For more information, discounts and to sponsor the Collective Intelligence Cluster, please contact Jennifer Hulett, Tel: 714-458-3826 Fax: 714-572-3742, for details.

Tuesday, May 19th, 2009
How Motorola Uses Prediction Markets to Choose Innovations

Employees use prediction markets to vote up product ideas and productivity improvements they think should be selected for development

April 27, 2009 — CIO.com — The project: Deploy a prediction market to aggregate new business ideas suggested by Motorola employees and assess their viability. A prediction market is a system for forecasting the outcome of projects or events based on how willing individuals are to buy “stock” in them. Users buy shares to vote items up. Each item is evaluated based on how much it is “worth”: the higher the value, the more popular the idea.

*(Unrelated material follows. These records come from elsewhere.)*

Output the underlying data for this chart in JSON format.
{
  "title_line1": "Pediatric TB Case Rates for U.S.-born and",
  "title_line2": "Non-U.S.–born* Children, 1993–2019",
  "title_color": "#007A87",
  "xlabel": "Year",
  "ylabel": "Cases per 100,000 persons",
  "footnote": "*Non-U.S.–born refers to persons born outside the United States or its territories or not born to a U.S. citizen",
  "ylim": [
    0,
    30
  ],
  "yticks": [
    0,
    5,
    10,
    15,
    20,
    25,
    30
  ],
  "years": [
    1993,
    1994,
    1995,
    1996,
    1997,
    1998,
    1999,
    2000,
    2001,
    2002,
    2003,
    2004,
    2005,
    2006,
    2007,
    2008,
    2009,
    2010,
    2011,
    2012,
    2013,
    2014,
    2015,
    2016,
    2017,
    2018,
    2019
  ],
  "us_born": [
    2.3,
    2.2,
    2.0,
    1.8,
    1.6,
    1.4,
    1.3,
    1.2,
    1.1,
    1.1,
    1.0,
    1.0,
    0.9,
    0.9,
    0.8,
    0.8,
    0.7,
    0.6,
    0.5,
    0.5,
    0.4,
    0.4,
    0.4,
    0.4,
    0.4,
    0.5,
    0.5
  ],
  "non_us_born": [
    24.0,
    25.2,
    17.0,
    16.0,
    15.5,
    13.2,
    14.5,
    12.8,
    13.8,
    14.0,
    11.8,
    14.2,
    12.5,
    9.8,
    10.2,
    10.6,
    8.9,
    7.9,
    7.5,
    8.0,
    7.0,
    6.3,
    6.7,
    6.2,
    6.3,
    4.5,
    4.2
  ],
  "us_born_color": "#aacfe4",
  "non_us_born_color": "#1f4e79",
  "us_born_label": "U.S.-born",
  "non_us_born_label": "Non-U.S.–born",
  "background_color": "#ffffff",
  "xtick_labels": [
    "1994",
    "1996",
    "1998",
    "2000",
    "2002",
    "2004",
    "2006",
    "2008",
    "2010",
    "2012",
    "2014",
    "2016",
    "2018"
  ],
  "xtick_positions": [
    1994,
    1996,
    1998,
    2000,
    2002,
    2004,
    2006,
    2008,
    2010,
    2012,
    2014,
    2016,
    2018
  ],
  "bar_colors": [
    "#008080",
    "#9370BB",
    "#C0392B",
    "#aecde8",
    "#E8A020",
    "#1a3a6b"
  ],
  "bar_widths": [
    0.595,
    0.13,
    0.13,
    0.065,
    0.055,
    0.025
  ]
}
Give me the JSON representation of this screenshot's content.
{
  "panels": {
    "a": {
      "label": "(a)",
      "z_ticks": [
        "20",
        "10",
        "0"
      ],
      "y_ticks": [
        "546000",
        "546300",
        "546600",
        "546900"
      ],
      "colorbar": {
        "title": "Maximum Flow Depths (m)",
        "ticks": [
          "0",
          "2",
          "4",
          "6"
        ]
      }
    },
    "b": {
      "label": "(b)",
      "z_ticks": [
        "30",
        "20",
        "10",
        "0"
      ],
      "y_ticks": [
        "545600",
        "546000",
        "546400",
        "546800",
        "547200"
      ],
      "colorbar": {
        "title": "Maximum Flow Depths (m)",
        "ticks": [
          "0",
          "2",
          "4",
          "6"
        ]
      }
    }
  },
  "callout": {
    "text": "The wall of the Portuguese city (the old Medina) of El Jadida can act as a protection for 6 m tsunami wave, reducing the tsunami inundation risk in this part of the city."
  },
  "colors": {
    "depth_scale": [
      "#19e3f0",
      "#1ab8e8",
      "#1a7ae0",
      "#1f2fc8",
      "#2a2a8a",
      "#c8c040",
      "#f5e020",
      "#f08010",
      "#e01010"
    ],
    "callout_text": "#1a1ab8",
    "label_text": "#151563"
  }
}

The business case: Motorola sought to allow any employee the opportunity to propose ideas for new products, upgrades to current products, productivity improvements or cycle-time reductions, says Rami Levy, distinguished member of Motorola’s technical staff and a member of its open-source technology team, which manages the prediction markets for the company. In 2003, Motorola had built a system to collect ideas, called ThinkTank. But when thousands of suggestions poured in, the teams that were supposed to weed through them were overwhelmed.

Using prediction market technology, Motorola could engage employees in the selection process by letting them vote for the ideas they thought had the best business potential. The most popular ideas could then be selected for further study and eventually be developed.

First steps: Levy and his team worked with a variety of director-level managers, including senior VPs, to secure buy-in for the project. “ThinkTank was already being sponsored by an SVP,” he says, but they needed support from others who would have to produce the business-case and user scenarios for new product ideas. That sponsorship was crucial to obtaining cross-organizational participation and funding for the tool.

Once Levy’s team secured management support, they integrated prediction software from Consensus Point (called ThinkTank Idea eXchange, or TIX, internally), with its existing ThinkTank application. In a six-month pilot during 2007, they experimented with market parameters, such as how long to keep ideas in play and how to finance participants’ purchases.

Today, employees submit ideas to ThinkTank, where anyone within Motorola can vote on them. Ideas that receive at least five votes are eligible for TIX, where each idea is initially valued at $10 per share. Anyone who wants to participate gets $100,000 to start with to buy the stock of the ideas they like best. As employees buy or sell shares, the value of the idea rises—or not. After 30 days, an idea review team determines which of the top-valued ideas to pursue. Winners are judged based on their stock performance, and participants who hold stock in winning ideas get a bonus.

It typically takes 18 months to develop a product at Motorola, so the first product ideas vetted through TIX are expected to come to market this year, Levy says.

What to watch out for: Market parameters that work in one circumstance won’t necessarily work in another, says Levy. You have to fine-tune your system to your environment. Motorola decided to limit an idea to a month in TIX to ensure new ideas were always entering the market. Meanwhile, even though employees find participating fun, you need to get them involved and keep them engaged. Levy’s team ran ads on the company’s intranet, conducted user satisfaction surveys and incorporated social media into the system. “Socialize the experience,” he recommends, “by integrating user comments, tagging, recommendations and links to other information.”

By Kristin Burnham © 2008 CXO Media Inc.